I usually use 600-700 ºF tip temperature. 600 ºF when soldering SMD parts. 700 ºF for everything else. Since your soldering station has markings in Fahrenheit, that should be easy for you to replicate.

As Andrew pointed out, you'll need a solder sponge. You might be able to find a cellulose sponge at a kitchen supply store. The easiest, is usually to swing by an electronics parts place and pick up a solder sponge. Alternatively, a folded up sheet of paper towel that's soaked in water will work in a pinch. There are also "sponges" made from a ball of brass ribbons. They're pretty effective as well. Finally, you might want to pick up a tip tinner. It's a little can of solder, flux, and cleaning agents. I don't personally use them as I keep my soldering tips pretty well tinned, but I've used them in the past to rejuvenate tips that have been "cooked" (i.e. that have sat for long periods of time without use when someone forgot to turn the soldering iron off).

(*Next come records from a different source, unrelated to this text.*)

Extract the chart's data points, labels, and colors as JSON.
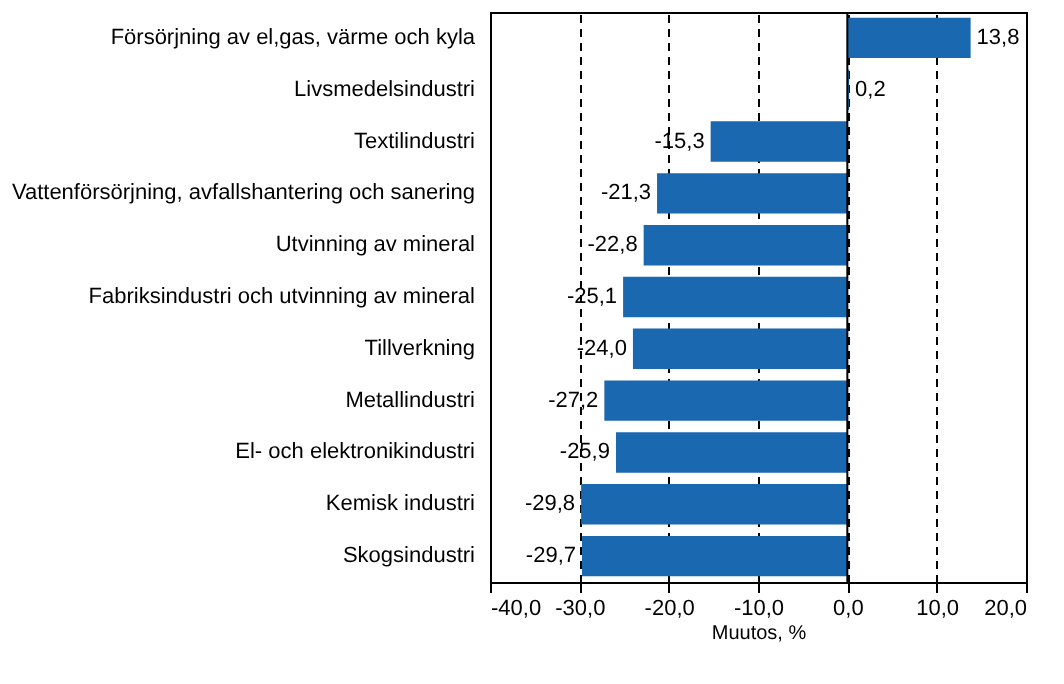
{
  "chart_data": {
    "type": "bar",
    "orientation": "horizontal",
    "xlabel": "Muutos, %",
    "categories": [
      "Försörjning av el,gas, värme och kyla",
      "Livsmedelsindustri",
      "Textilindustri",
      "Vattenförsörjning, avfallshantering och sanering",
      "Utvinning av mineral",
      "Fabriksindustri och utvinning av mineral",
      "Tillverkning",
      "Metallindustri",
      "El- och elektronikindustri",
      "Kemisk industri",
      "Skogsindustri"
    ],
    "values": [
      13.8,
      0.2,
      -15.3,
      -21.3,
      -22.8,
      -25.1,
      -24.0,
      -27.2,
      -25.9,
      -29.8,
      -29.7
    ],
    "value_labels": [
      "13,8",
      "0,2",
      "-15,3",
      "-21,3",
      "-22,8",
      "-25,1",
      "-24,0",
      "-27,2",
      "-25,9",
      "-29,8",
      "-29,7"
    ],
    "color": "#1a69b0",
    "xlim": [
      -40,
      20
    ],
    "xticks": [
      {
        "value": -40,
        "label": "-40,0"
      },
      {
        "value": -30,
        "label": "-30,0"
      },
      {
        "value": -20,
        "label": "-20,0"
      },
      {
        "value": -10,
        "label": "-10,0"
      },
      {
        "value": 0,
        "label": "0,0"
      },
      {
        "value": 10,
        "label": "10,0"
      },
      {
        "value": 20,
        "label": "20,0"
      }
    ],
    "grid": "x",
    "line_style": "dashed",
    "ref_lines": [
      {
        "axis": "x",
        "value": 0,
        "label": null
      }
    ]
  }
}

Speaking of... Turn off the iron when you're not using it. I'd say don't leave the iron on for more than 15-30 minutes without either turning the temperature all the way down or turning the iron off. The tip will oxidize and turn useless if you leave the iron on all the time.
In the electrical section of your local hardware store, you can find timers intended for turning off lights and fans after a set period of time. Making a little turn-off timer for your soldering station would be pretty simple with one of those.

Tom
 
I bought lead based solder as I was advised it is better to learn with.

I did not had success with made in China cored solder wire.
I use an Alpha-Fry Fluitin (1535 I believe) that must be out of production now, and it is made in EU.
Fast cleaning and wetting, flows very well, leaves bright silver joint without cracks or any discoloring (sign of problem with the alloy), can be melted again without compromising joint quality, leaves almost no residue that even if it leaves any, if you use too much, it is supposed to be no clean (does not oxidize or short).

Leaded quality 60/40 cored wire will make your job done a lot better - or easier. Of course it is the alloy quality and the flux quality, both.

63/37 is good and makes a faster joint but is more difficult to work with as it is in liquid state and rapidly gets solid once heat is removed.
I only use it for SMT components, especially for smaller than 0805 ones. So I use a 0.5mm one.


Tip: Do not mix different types of cored wire solder in the same joint, the result is bad. So if you started soldering a component but decided to go with the other type instead do not do this. Only in a fresh joint use whatever you like. If it has solder on it then use the same.